Gerente de fazenda em Mato Grosso é condenado por trabalho escravo

Conforme relatório fiscal, 19 trabalhadores eram mantidos em condição análoga à de escravo

Procuradoria da República em Mato Grosso 

A partir de denúncia do Ministério Público Federal (MPF) em Mato Grosso (MT), a Justiça Federal condenou o  Aldenir de Melo por manter trabalhadores em condições análogas à de escravo em fazenda localizada no município de Nova Bandeirantes, distante 657 km de Cuiabá. A denúncia foi recebida em 2009 após confirmação por meio do relatório de fiscalização realizada por Auditores Fiscais do Trabalho. A decisão é de 25 de agosto. 

Ele foi condenado a 7 anos, 10 meses e 15 dias de reclusão e multa de 2017 dias-multa (1/20 do salário mínimo).

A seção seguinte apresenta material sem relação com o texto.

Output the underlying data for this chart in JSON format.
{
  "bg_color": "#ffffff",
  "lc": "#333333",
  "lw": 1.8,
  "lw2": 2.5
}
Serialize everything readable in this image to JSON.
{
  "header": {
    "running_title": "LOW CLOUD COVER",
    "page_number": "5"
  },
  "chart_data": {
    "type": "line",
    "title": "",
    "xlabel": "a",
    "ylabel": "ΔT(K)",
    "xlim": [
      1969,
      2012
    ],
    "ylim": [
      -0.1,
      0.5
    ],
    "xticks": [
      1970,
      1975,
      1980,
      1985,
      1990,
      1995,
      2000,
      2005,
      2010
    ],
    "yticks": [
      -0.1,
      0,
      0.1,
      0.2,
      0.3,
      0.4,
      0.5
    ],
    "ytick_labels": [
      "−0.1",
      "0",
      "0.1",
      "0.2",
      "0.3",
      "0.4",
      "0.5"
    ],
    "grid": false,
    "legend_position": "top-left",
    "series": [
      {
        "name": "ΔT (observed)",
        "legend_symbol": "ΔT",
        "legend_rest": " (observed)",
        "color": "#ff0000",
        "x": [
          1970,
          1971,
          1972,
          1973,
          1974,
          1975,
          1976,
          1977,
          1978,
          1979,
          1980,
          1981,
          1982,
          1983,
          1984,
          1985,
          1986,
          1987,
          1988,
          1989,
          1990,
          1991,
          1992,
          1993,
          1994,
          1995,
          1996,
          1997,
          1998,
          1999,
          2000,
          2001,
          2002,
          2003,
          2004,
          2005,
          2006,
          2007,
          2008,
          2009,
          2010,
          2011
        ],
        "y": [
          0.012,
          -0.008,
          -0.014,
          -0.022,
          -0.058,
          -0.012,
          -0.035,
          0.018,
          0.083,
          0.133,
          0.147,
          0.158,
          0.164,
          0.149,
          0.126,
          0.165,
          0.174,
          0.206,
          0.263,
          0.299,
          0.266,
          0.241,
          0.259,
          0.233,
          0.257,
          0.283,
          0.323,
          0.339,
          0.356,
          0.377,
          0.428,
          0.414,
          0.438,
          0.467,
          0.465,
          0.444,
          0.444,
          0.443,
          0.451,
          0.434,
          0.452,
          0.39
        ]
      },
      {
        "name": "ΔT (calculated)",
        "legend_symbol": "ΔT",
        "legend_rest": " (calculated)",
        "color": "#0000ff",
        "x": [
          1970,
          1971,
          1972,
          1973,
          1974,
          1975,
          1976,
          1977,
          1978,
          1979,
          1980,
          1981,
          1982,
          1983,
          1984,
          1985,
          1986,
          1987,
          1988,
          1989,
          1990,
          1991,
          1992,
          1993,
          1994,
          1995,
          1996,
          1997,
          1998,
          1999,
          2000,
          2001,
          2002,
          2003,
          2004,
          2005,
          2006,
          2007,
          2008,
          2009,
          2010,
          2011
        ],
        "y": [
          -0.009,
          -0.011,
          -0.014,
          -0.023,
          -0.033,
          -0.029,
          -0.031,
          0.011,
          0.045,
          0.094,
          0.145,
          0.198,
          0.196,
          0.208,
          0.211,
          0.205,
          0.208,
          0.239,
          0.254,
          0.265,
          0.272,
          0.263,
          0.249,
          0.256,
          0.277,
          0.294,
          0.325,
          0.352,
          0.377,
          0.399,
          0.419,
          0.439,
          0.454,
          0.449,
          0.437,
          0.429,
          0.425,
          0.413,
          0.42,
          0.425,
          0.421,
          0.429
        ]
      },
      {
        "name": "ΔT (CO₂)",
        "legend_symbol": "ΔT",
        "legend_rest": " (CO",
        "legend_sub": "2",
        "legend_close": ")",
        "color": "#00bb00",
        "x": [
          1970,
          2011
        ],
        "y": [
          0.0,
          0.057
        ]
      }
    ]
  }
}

O réu era gerente da Fazenda Serrinha, local onde foram dezenove trabalhadores foram reduzidos à condição análoga à de escravo. Além das condições degradantes, os trabalhadores foram submetidos à jornada exaustiva e restrição à locomoção em razão de dívida.

De acordo com o relatório de fiscalização, três dos trabalhadores da fazenda eram menores de 18 anos à época, sendo que um deles era menor de 14 anos. Também foi verificado que os trabalhadores viviam em barracões sem mínimas condições de higiene e habitabilidade, bem como nenhum dos alojamentos tinha local adequado para o preparo das refeições, nem para o seu consumo.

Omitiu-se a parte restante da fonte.